Après plus de trois décennies d’absence, la République démocratique du Congo retrouve un siège au cœur du système de sécurité collective mondiale. Pour Kinshasa, le retour au Conseil de sécurité des Nations unies n’est ni symbolique ni honorifique. Élue membre non permanent pour 2026-2027, la République démocratique du Congo entend assumer ce mandat comme une responsabilité politique majeure, au service d’un multilatéralisme exigeant. Porte-voix des priorités africaines au sein des A3, la RDC veut faire du Conseil un espace de cohérence et d’action, où les principes de la Charte des Nations unies ne restent pas déclaratifs. Au cœur de cette ambition : la crise sécuritaire dans l’est du pays, présentée comme un cas d’école des dérives actuelles du système international, marqué par l’écart entre résolutions adoptées et réalités du terrain. Pour la cheffe de la diplomatie congolaise, Thérèse Kayikomba-Wagner, ce mandat doit servir à réaffirmer la crédibilité du Conseil de sécurité et à exiger que ses décisions produisent enfin des effets concrets.
C’est une image forte, et un signal politique. La République démocratique du Congo a officiellement repris sa place au sein du Conseil de sécurité des Nations unies, après plus de trente ans d’absence. Élue membre non permanent pour la période 2026-2027, Kinshasa entend utiliser ce siège comme une tribune diplomatique centrale, notamment pour porter la crise sécuritaire persistante dans l’est du pays.

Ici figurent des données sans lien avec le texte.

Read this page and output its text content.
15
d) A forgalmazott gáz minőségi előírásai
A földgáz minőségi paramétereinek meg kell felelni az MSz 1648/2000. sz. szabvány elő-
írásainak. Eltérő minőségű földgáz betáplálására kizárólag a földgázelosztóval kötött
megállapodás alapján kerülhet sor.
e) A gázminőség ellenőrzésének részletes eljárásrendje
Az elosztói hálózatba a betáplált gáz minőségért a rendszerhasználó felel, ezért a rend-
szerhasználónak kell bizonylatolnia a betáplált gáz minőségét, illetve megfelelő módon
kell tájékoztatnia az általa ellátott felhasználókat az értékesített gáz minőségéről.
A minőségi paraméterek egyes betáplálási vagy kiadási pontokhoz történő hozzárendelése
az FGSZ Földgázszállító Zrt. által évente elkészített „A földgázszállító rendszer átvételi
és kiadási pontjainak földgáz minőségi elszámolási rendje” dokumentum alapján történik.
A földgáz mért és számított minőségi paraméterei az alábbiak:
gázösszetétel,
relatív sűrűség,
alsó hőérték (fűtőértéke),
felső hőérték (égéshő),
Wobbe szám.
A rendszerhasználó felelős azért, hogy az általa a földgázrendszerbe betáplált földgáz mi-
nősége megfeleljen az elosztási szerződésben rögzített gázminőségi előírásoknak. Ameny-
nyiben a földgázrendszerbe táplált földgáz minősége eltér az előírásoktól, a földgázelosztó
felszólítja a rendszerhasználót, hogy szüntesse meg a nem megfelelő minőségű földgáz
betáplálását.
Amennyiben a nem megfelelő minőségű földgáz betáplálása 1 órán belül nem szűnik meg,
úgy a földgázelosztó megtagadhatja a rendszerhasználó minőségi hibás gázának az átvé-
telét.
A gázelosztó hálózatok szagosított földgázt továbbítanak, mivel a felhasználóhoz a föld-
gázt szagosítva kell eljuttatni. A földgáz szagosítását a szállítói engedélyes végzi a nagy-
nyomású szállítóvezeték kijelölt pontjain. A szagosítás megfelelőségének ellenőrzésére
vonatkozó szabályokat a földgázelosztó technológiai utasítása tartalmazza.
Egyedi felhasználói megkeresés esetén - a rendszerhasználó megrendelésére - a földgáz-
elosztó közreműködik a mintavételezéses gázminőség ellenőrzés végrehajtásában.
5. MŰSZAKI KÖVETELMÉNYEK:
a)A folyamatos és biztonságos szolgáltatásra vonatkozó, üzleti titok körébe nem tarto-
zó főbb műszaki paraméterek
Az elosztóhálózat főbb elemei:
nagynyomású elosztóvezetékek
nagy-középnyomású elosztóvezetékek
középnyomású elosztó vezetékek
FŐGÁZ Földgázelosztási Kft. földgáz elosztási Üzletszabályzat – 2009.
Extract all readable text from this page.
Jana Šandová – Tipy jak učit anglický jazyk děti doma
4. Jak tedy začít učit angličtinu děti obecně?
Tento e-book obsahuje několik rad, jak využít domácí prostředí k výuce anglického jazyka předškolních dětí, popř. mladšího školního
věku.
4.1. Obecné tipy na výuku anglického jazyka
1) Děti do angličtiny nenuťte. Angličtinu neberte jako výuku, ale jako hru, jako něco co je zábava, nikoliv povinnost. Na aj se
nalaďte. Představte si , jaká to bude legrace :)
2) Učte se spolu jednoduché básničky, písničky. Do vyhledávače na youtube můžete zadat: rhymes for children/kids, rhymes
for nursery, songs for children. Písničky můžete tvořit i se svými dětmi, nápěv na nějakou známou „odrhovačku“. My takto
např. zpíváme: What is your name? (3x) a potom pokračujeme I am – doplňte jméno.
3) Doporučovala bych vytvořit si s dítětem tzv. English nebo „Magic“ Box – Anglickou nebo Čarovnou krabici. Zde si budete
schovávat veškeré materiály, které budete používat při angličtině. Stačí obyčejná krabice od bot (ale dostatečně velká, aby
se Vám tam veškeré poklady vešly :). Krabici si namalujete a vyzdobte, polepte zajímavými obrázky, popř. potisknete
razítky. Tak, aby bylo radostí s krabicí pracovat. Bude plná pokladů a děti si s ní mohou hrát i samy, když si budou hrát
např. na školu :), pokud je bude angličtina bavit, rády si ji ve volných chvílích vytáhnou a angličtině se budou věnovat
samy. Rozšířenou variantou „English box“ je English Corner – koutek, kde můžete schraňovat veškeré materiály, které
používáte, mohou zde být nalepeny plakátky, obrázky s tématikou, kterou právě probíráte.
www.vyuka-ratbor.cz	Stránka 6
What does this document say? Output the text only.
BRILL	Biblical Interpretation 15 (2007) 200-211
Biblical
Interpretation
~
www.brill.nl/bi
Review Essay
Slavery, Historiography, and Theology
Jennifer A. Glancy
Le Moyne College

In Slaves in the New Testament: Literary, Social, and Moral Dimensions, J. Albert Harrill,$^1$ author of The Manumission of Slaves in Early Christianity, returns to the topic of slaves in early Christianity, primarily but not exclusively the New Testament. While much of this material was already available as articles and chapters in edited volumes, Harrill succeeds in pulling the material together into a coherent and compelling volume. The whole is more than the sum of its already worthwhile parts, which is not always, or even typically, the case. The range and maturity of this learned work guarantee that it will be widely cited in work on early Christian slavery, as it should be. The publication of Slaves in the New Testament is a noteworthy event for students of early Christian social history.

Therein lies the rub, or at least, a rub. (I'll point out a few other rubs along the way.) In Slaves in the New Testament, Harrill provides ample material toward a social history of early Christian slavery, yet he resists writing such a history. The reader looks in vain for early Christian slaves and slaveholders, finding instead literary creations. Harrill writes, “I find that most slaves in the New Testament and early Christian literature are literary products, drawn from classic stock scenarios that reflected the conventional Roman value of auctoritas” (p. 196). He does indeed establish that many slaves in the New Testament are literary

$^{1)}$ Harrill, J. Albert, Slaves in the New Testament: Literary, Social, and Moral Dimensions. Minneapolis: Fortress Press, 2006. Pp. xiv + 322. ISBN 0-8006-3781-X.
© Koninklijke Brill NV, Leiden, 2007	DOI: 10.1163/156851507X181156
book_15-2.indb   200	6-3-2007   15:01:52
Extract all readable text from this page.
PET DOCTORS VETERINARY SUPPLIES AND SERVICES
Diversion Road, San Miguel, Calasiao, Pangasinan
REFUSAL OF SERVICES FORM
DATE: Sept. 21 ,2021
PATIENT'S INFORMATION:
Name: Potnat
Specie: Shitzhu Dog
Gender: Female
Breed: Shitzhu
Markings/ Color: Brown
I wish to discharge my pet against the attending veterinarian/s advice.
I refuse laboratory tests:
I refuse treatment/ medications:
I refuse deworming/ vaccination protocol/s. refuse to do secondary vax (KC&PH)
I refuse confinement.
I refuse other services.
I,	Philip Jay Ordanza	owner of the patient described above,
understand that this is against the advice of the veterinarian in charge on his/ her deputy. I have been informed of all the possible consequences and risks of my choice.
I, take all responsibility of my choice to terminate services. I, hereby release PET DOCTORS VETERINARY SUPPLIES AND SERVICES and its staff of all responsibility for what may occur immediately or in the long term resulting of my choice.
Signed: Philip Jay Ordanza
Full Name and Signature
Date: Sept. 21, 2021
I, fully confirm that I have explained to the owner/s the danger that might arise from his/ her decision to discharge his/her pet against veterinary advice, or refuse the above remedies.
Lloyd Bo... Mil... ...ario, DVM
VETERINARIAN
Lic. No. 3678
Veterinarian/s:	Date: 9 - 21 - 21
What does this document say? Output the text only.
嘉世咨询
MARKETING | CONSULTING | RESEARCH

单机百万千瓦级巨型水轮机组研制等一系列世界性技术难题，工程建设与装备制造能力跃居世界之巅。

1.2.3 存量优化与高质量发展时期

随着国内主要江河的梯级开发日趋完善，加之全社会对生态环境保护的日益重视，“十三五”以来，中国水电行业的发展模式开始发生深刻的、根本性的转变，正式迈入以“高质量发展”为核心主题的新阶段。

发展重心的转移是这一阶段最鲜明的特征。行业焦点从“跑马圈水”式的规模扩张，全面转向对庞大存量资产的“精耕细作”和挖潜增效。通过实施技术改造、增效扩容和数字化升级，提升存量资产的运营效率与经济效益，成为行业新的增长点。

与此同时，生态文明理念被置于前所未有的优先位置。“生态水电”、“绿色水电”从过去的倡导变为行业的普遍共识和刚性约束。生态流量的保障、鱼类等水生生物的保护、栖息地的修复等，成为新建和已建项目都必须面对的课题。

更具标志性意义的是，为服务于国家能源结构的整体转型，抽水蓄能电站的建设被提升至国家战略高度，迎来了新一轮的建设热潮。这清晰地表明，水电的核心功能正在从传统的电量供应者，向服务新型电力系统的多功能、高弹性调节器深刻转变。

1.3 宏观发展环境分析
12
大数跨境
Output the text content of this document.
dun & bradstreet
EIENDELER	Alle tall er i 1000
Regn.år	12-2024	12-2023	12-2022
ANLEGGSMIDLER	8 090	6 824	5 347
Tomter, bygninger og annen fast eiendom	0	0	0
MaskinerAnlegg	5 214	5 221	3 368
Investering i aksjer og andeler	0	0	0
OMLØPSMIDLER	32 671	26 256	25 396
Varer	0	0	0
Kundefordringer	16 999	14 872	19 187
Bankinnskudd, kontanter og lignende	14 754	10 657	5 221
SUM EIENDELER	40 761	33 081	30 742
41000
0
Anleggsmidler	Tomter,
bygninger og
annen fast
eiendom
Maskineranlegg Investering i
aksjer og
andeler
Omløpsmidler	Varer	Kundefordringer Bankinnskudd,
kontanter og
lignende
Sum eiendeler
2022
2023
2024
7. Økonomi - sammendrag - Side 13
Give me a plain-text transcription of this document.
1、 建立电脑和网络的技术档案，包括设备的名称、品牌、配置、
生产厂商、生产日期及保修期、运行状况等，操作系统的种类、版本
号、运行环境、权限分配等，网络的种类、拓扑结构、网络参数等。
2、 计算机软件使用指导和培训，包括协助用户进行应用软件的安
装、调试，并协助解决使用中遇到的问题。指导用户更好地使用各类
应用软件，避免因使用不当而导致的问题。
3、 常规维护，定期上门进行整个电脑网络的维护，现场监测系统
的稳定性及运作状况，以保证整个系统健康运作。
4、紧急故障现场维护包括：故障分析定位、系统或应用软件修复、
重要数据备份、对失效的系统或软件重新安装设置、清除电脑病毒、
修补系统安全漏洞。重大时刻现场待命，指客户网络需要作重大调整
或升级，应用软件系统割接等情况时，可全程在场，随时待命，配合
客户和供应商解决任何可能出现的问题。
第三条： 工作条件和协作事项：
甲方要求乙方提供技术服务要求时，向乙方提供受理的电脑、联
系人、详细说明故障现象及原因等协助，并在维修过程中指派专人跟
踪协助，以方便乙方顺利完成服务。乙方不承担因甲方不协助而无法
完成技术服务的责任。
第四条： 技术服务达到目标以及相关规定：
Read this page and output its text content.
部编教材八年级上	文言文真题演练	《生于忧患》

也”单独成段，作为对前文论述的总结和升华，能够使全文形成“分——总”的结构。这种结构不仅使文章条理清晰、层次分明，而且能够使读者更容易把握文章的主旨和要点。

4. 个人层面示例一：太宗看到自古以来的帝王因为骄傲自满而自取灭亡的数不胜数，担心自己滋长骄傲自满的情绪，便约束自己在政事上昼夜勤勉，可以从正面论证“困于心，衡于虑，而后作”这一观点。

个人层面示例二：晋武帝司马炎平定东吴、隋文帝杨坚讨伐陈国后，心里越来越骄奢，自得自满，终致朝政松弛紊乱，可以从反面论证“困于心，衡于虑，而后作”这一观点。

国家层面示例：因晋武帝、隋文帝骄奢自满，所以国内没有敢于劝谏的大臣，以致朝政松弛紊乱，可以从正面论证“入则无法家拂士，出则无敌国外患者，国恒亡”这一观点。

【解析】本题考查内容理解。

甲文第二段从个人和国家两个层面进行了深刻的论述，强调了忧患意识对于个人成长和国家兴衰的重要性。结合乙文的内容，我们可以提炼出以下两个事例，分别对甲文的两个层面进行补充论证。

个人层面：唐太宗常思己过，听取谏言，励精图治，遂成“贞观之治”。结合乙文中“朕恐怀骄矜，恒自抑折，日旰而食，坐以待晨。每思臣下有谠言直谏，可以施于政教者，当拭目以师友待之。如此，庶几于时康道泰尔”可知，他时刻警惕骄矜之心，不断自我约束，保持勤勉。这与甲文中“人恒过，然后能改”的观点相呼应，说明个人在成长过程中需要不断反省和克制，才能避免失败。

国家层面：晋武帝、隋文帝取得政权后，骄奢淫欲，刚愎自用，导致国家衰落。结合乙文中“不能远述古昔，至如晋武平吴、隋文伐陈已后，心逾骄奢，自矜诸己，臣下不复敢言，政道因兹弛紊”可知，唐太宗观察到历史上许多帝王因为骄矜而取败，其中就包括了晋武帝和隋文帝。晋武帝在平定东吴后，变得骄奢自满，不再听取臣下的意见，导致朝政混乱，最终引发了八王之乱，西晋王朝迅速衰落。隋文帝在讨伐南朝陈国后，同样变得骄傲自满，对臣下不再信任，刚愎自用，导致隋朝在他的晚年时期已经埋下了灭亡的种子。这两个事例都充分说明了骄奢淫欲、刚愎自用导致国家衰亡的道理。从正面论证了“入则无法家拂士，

« C’est avant tout un moment d’une grande responsabilité », a souligné Thérèse Kayikomba-Wagner, ministre congolaise des affaires étrangères. La RDC siègera au Conseil au titre des A3, le groupe des trois membres africains non permanents représentant l’Union africaine. « Cette responsabilité ne concerne pas seulement la RDC, mais l’ensemble du continent africain », a-t-elle insisté, rappelant la confiance accordée par les États membres de l’Union africaine.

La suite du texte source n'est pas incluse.